Department of Geriatric Cardiology, National Clinical Research Center for Geriatric Disorders, Xiangya Hospital, Central South University, Changsha, Hunan, China.
School of Stomatological, WuHan University, Wuhan, Hubei, China.
DNA Cell Biol. 2019 Dec;38(12):1557-1563. doi: 10.1089/dna.2019.4773. Epub 2019 Oct 3.
Activation of TLR4-MyD88-NF-κB signaling by lipopolysaccharide (LPS) evokes a proinflammatory immune response, and plays a pivotal role in initiation and progression of atherosclerosis (AS). ATP (adenosine 5'-trisphosphate), a powerful extracellular signal transduction molecule, functions to regulate immune inflammatory responses depending on the type of P2 receptors and cell lines.

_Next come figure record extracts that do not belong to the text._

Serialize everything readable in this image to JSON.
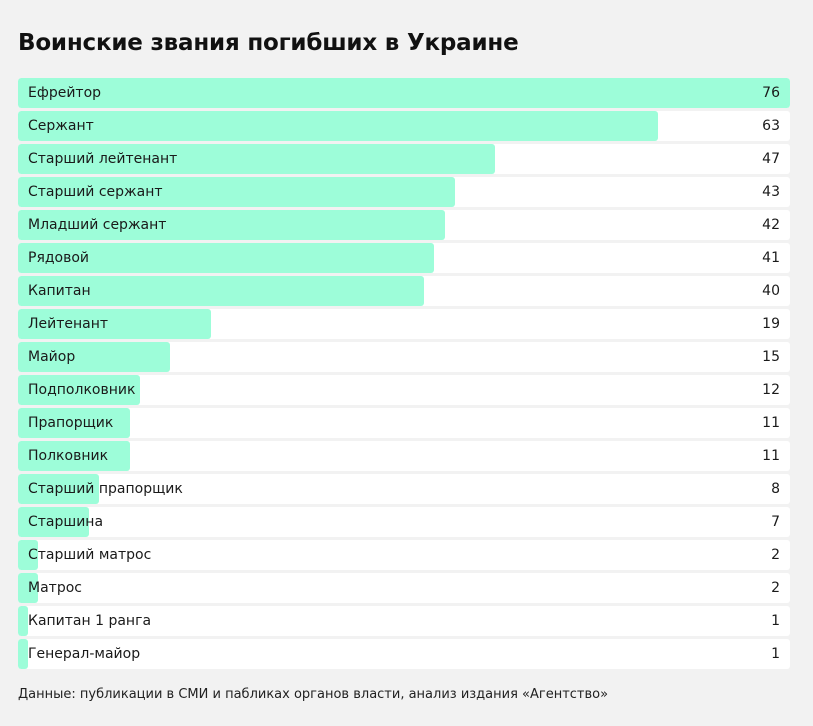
{
  "chart_data": {
    "type": "bar",
    "orientation": "horizontal",
    "title": "Воинские звания погибших в Украине",
    "xlabel": "",
    "ylabel": "",
    "xlim": [
      0,
      76
    ],
    "grid": false,
    "bar_color": "#9dfdd9",
    "track_color": "#ffffff",
    "categories": [
      "Ефрейтор",
      "Сержант",
      "Старший лейтенант",
      "Старший сержант",
      "Младший сержант",
      "Рядовой",
      "Капитан",
      "Лейтенант",
      "Майор",
      "Подполковник",
      "Прапорщик",
      "Полковник",
      "Старший прапорщик",
      "Старшина",
      "Старший матрос",
      "Матрос",
      "Капитан 1 ранга",
      "Генерал-майор"
    ],
    "values": [
      76,
      63,
      47,
      43,
      42,
      41,
      40,
      19,
      15,
      12,
      11,
      11,
      8,
      7,
      2,
      2,
      1,
      1
    ]
  },
  "source": "Данные: публикации в СМИ и пабликах органов власти, анализ издания «Агентство»"
}
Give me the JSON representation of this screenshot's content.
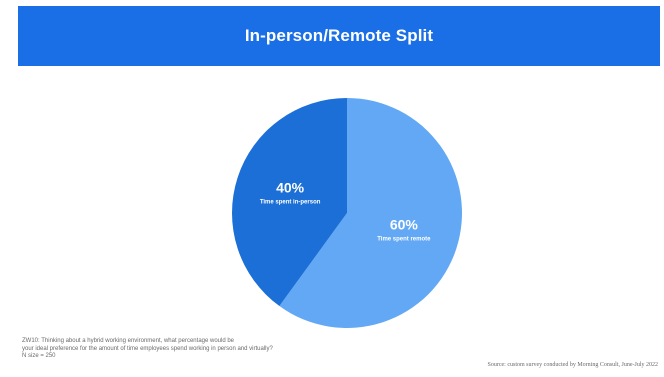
{
  "header": {
    "title": "In-person/Remote Split"
  },
  "chart_data": {
    "type": "pie",
    "title": "In-person/Remote Split",
    "slices": [
      {
        "label": "Time spent remote",
        "value": 60,
        "display": "60%",
        "color": "#62a8f5"
      },
      {
        "label": "Time spent in-person",
        "value": 40,
        "display": "40%",
        "color": "#1b6fd6"
      }
    ],
    "start_angle_deg": 0,
    "direction": "clockwise"
  },
  "footnote": {
    "line1": "ZW10: Thinking about a hybrid working environment, what percentage would be",
    "line2": "your ideal preference for the amount of time employees spend working in person and virtually?",
    "line3": "N size = 250"
  },
  "source": {
    "text": "Source: custom survey conducted by Morning Consult, June-July 2022"
  },
  "colors": {
    "header_bg": "#1b6fe6",
    "remote": "#62a8f5",
    "in_person": "#1b6fd6"
  }
}
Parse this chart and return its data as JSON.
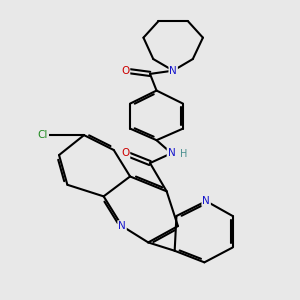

In this study, we first performed RT-PCR to detect the mRNA expression of monocyte chemoattractant protein-1 (MCP-1), IL-8, and IL-1β induced by different concentrations of LPS in human umbilical vein endothelial cells (HUVECs). Protein level of TLR4 signaling including TLR4, myeloid differentiation factor (MyD88), and CD14 induced by LPS (1 μg/mL) at different times (0, 10, 30, 60, 120 min) was analyzed by Western blot. Then, RT-PCR was performed to detect the effect of different concentrations of ATP on mRNA expression of IL-1β and MCP-1 induced by LPS (1 μg/mL) and the TLR4 signaling pathway. Western blot was performed to detect the effect of low concentrations of ATP on phosphorylation of p65 induced by 1 μg/mL LPS. Finally, we used P2Y receptor blocker Suramin to verify whether the role of ATP on LPS-induced inflammatory cytokine expression was through P2Y receptors. The results showed that LPS upregulated the expression of MCP-1, IL-8, and IL-1β in a dose-dependent manner accompanied by the activation of TLR4-MyD88 signaling in HUVECs. Only low concentration ATP (1, 10 μM) inhibited LPS-induced mRNA expression of IL-1β and MCP-1. ATP at low concentrations also downregulated the mRNA expression of TLR4, CD14, and MyD88 and inhibited LPS-induced phosphorylation of p65. Furthermore, Suramin, a nonspecific P2Y receptor antagonist, did not attenuate the inhibition of ATP on LPS-induced IL-1β and MCP-1 expression. Taking this together, low concentration ATP inhibited LPS-induced inflammation in HUVECs by negatively regulating TLR4-MyD88 signaling, and P2Y receptors were not involved in this process, which might provide new ideas for prevention and treatment of inflammatory diseases such as AS.
脂多糖(LPS)激活 TLR4-MyD88-NF-κB 信号通路会引发促炎免疫反应,并在动脉粥样硬化(AS)的发生和发展中起关键作用。三磷酸腺苷(ATP)是一种强大的细胞外信号转导分子,根据 P2 受体和细胞系的类型发挥作用,调节免疫炎症反应。在这项研究中,我们首先通过 RT-PCR 检测不同浓度 LPS 诱导的人脐静脉内皮细胞(HUVEC)中单核细胞趋化蛋白-1(MCP-1)、IL-8 和 IL-1β 的 mRNA 表达。通过 Western blot 分析 LPS(1μg/ml)在不同时间(0、10、30、60、120min)诱导的 TLR4 信号通路中 TLR4、髓样分化因子(MyD88)和 CD14 的蛋白水平。然后,通过 RT-PCR 检测不同浓度的 ATP 对 LPS(1μg/ml)诱导的 IL-1β 和 MCP-1mRNA 表达及 TLR4 信号通路的影响。通过 Western blot 检测低浓度 ATP 对 1μg/ml LPS 诱导的 p65 磷酸化的影响。最后,我们使用 P2Y 受体阻滞剂苏拉明验证 ATP 对 LPS 诱导的炎症细胞因子表达的作用是否通过 P2Y 受体。结果表明,LPS 呈剂量依赖性地上调 MCP-1、IL-8 和 IL-1β 的表达,并激活 HUVEC 中的 TLR4-MyD88 信号通路。只有低浓度的 ATP(1、10μM)抑制 LPS 诱导的 IL-1β 和 MCP-1mRNA 表达。低浓度的 ATP 还下调 TLR4、CD14 和 MyD88 的 mRNA 表达,并抑制 LPS 诱导的 p65 磷酸化。此外,P2Y 受体非特异性拮抗剂苏拉明不能减弱 ATP 对 LPS 诱导的 IL-1β 和 MCP-1 表达的抑制作用。综上所述,低浓度的 ATP 通过负调控 TLR4-MyD88 信号通路抑制 LPS 诱导的 HUVEC 炎症,而 P2Y 受体不参与这一过程,这可能为 AS 等炎症性疾病的防治提供新的思路。